MotionGPT: text-to-motion | | | | Turtles AI

MotionGPT: text-to-motion
DukeRem26 July 2023
  #Researchers build #MotionGPT, a large language model (LLM) that can also handle #human #motion #data. By representing motion as "motion #tokens", MotionGPT can #generate human motions from text descriptions and performs tasks like motion captioning and prediction at state-of-the-art levels. Click here for the original paper and click here for the GitHub repository. While current LLMs (see our guides by clicking here) have achieved impressive results, they lack the ability to model multimodal data such as human motion. The researchers propose MotionGPT, a unified motion-language model that can handle tasks related to human motion. They use vector quantization to represent human motion as discrete "motion tokens" similar to word tokens.

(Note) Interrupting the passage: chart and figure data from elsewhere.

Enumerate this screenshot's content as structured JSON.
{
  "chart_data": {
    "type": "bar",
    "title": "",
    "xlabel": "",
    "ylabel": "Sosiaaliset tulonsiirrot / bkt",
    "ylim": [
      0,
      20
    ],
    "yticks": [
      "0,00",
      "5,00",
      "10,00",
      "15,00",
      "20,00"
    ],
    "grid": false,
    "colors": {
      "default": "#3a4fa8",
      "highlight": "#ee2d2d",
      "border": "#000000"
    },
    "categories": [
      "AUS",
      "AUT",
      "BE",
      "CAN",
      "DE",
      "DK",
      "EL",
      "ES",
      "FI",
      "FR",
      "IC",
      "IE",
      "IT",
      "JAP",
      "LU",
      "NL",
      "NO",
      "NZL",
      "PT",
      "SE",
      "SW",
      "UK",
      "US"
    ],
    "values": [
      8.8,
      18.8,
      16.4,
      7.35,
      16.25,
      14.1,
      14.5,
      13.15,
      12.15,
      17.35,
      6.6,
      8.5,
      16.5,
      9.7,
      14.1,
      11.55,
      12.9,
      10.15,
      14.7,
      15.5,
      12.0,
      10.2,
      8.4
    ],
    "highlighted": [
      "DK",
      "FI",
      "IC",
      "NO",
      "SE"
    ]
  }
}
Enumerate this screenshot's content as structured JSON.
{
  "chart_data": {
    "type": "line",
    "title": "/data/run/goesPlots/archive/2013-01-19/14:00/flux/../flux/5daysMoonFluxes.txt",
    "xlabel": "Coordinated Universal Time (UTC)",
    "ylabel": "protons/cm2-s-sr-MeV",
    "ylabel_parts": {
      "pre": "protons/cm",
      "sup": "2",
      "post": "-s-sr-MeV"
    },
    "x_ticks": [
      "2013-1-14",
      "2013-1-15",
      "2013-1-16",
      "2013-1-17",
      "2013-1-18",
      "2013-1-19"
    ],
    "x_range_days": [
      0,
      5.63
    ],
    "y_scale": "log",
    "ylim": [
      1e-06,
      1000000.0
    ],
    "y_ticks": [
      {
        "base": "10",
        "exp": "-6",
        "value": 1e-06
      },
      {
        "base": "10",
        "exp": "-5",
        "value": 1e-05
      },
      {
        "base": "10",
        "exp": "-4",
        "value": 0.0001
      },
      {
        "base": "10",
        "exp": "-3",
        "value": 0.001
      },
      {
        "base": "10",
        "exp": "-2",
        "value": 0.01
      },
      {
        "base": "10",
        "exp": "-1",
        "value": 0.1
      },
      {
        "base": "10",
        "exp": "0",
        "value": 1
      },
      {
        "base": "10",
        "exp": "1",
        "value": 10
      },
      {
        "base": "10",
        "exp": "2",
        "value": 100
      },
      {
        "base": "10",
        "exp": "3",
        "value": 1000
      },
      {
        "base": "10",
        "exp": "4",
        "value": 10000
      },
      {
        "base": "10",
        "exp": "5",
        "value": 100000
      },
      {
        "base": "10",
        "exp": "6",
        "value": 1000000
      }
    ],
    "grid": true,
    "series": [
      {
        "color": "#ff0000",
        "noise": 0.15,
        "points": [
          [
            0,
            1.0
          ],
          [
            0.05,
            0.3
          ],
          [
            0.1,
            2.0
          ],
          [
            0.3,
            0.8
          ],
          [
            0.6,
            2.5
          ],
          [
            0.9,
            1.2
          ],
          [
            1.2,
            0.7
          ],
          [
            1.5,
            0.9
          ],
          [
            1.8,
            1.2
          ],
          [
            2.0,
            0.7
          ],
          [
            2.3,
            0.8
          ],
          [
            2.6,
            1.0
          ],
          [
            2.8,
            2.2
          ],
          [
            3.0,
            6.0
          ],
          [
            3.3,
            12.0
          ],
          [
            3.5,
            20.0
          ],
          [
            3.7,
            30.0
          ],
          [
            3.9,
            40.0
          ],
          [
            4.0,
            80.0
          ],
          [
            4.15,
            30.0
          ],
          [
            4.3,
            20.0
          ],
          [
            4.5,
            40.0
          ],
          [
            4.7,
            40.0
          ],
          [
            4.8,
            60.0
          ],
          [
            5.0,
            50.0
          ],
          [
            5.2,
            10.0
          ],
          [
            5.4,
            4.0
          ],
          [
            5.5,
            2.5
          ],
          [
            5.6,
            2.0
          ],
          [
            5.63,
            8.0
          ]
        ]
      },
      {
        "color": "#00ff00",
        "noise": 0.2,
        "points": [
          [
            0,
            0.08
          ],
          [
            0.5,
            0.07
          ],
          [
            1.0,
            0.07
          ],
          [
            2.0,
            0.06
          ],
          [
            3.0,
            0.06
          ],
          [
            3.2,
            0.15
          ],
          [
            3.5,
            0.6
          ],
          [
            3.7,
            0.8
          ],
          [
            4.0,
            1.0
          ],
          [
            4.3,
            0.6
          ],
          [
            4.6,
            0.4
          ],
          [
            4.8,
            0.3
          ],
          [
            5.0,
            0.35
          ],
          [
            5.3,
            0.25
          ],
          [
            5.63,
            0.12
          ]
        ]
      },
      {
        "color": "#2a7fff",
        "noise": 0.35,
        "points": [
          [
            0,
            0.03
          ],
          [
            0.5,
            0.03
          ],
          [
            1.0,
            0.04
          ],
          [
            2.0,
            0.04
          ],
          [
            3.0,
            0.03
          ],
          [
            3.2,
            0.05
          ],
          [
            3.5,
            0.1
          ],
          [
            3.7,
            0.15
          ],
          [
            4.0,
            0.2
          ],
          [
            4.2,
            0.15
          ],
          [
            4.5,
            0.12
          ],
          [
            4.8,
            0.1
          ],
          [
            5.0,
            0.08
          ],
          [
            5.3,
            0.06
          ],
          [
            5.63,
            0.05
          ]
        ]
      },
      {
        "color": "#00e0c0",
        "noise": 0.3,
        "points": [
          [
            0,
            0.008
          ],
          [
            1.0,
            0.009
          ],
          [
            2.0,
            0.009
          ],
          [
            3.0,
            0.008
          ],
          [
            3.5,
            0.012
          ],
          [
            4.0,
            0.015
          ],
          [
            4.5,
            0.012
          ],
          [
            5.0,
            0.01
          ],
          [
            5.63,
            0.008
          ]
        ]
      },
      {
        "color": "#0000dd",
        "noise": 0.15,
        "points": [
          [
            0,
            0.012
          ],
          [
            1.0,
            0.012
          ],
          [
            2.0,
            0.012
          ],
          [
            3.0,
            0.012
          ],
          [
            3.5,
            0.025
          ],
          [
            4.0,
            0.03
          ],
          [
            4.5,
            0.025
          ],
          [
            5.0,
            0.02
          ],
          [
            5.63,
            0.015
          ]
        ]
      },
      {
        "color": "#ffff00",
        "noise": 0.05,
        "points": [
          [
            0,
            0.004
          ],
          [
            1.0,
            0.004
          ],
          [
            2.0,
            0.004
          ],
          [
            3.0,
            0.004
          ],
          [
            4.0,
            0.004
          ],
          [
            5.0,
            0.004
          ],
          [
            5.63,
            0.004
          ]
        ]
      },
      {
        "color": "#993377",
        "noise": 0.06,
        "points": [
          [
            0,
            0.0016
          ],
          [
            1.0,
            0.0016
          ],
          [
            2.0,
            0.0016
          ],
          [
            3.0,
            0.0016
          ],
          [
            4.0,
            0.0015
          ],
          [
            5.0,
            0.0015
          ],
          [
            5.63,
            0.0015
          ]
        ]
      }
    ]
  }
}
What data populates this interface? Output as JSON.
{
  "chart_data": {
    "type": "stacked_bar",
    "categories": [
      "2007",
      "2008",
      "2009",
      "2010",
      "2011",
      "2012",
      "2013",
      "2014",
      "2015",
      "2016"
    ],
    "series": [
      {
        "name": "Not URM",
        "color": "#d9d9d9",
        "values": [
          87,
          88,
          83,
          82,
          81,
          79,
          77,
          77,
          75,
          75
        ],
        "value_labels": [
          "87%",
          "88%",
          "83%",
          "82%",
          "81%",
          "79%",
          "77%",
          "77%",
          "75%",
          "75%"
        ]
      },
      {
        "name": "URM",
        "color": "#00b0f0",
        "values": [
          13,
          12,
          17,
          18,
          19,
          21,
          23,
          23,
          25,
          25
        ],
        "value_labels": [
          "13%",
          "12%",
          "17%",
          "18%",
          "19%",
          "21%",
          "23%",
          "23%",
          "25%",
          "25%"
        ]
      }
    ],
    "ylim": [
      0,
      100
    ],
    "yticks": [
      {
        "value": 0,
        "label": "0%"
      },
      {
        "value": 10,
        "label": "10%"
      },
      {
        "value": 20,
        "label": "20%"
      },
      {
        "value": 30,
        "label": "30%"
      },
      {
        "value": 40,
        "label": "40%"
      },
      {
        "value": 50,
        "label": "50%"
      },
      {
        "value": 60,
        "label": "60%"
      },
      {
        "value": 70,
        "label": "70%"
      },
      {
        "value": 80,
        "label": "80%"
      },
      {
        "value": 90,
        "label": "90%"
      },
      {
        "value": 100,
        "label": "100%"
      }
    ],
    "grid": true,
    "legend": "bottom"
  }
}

They then perform language modeling on both motion and text tokens, treating human motion as a "foreign language". MotionGPT is pre-trained on a mixture of motion-language data and fine-tuned using prompt-based question-answering tasks. Their experiments show that MotionGPT achieves state-of-the-art performance on various motion tasks like text-driven motion generation, motion captioning, motion prediction and motion interpolation. While still in the early stages, MotionGPT shows promise as a first step towards incorporating human motion into large language models.